Pomerol: These wines were bigger, darker and more concentrated than the St.-Émilion’s and showed very well. More power over elegance here. The La Fleur de Gay especially showed some very interesting secondary aromas and flavours that should evolve over time. Favourites: Ch. La Fleur de Gay, Ch. La Clemence, Ch. Feytit Clinet, and Ch. Le Bon Pasteur.
Lalande de Pomerol: This appellation showed the best of the satellite appellations. On the whole, the wines had lots of colour, body and concentration. Favourites: Ch. Peron Lafleur, Ch. de Viaud, Ch. Tournefeuille, and Ch. La Sergue.
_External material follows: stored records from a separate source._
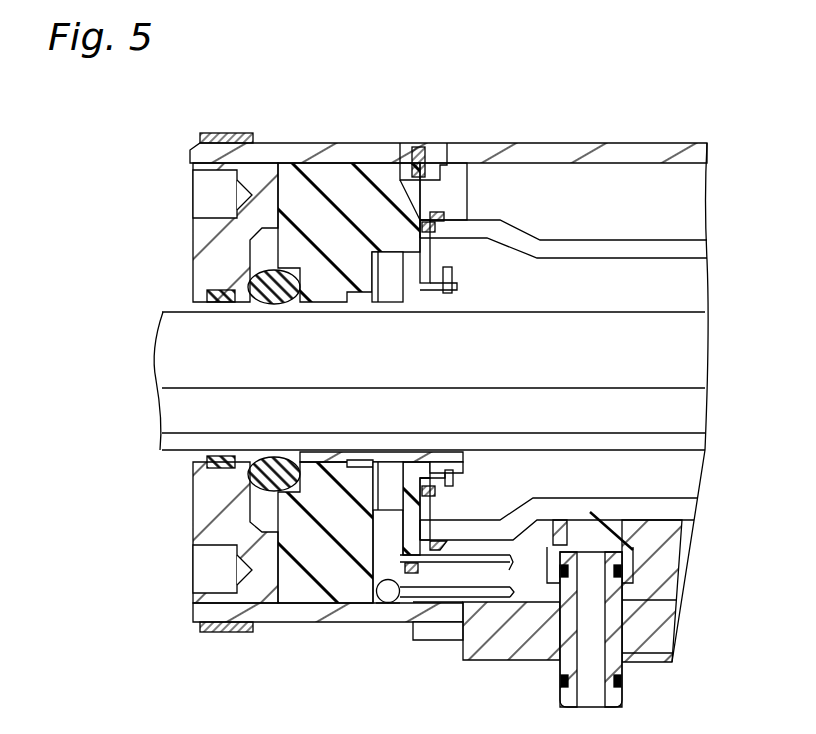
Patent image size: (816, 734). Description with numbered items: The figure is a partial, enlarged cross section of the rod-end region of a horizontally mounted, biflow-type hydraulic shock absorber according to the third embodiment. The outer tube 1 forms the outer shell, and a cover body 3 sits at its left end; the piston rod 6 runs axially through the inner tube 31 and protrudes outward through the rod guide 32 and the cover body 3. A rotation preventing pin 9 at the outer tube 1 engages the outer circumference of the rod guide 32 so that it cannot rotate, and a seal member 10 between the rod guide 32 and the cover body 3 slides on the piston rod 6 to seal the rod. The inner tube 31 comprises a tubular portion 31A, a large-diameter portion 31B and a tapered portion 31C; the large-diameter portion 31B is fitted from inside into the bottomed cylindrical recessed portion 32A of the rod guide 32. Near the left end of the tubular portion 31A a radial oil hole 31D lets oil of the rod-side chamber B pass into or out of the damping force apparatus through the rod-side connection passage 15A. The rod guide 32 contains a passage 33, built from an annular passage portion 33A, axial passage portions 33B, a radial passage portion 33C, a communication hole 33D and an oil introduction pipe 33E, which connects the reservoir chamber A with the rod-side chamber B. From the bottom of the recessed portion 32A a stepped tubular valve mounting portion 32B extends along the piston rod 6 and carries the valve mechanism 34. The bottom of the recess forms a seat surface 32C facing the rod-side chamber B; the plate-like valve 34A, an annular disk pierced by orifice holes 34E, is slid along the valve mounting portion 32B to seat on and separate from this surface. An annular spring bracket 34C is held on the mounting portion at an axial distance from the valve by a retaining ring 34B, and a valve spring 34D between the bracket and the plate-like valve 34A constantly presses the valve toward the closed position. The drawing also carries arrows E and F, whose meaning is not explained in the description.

The outer tube 1 is at (610, 152).
The cover body 3 is at (208, 242).
The piston rod 6 is at (690, 364).
The rotation preventing pin 9 is at (426, 150).
The seal member 10 is at (243, 283).
The rod-side connection passage 15A is at (610, 622).
The inner tube 31 is at (682, 528).
The tubular portion 31A is at (693, 242).
The large-diameter portion 31B is at (463, 190).
The tapered portion 31C is at (525, 255).
The oil hole 31D is at (633, 550).
The rod guide 32 is at (300, 215).
The recessed portion 32A is at (420, 192).
The valve mounting portion 32B is at (475, 227).
The seat surface 32C is at (405, 575).
The passage 33 is at (403, 500).
The annular passage portion 33A is at (378, 262).
The axial passage portions 33B is at (415, 255).
The radial passage portion 33C is at (375, 578).
The communication hole 33D is at (432, 545).
The oil introduction pipe 33E is at (510, 565).
The valve mechanism 34 is at (470, 479).
The plate-like valve 34A is at (440, 220).
The retaining ring 34B is at (462, 497).
The annular spring bracket 34C is at (455, 500).
The valve spring 34D is at (443, 550).
The orifice holes 34E is at (412, 570).
The reservoir chamber A is at (648, 190).
The rod-side chamber B is at (688, 286).
The direction E is at (572, 467).
The direction F is at (565, 292).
St.-Émilion Satellite Appellations: These wines really surprised with their quality, but as a whole they were definitely a notch below the Lalande de Pomerol’s. In good vintages, like this one however, they can be excellent value. Favourites: I am always impressed by Ch. La Rose Perriere in good vintages and it showed well again. Other favourites: Ch. De Courlat, Ch. Des Laurents, and Ch Guibot.
Bordeaux Supérieur: Some, but not all, of these wines had ripe fruit and solid enough structure to last for a few years. The Ch. Tour de Mirambeau was excellent. The Ch. Thieuley (Rouge) was also good.
Later in the day, I went to the Planete Bordeaux – Bordeaux Supérieur tasting which was held in the storage vault at Millesimes. Some other Bordeaux Supérieur wines that showed well at that tasting were my perennial favourite Ch. Tayet –Cuveé Prestige, together with Lacombe Cadiot, Ch. Prieure La Fayotte, and Liberty de Ch. Soussac.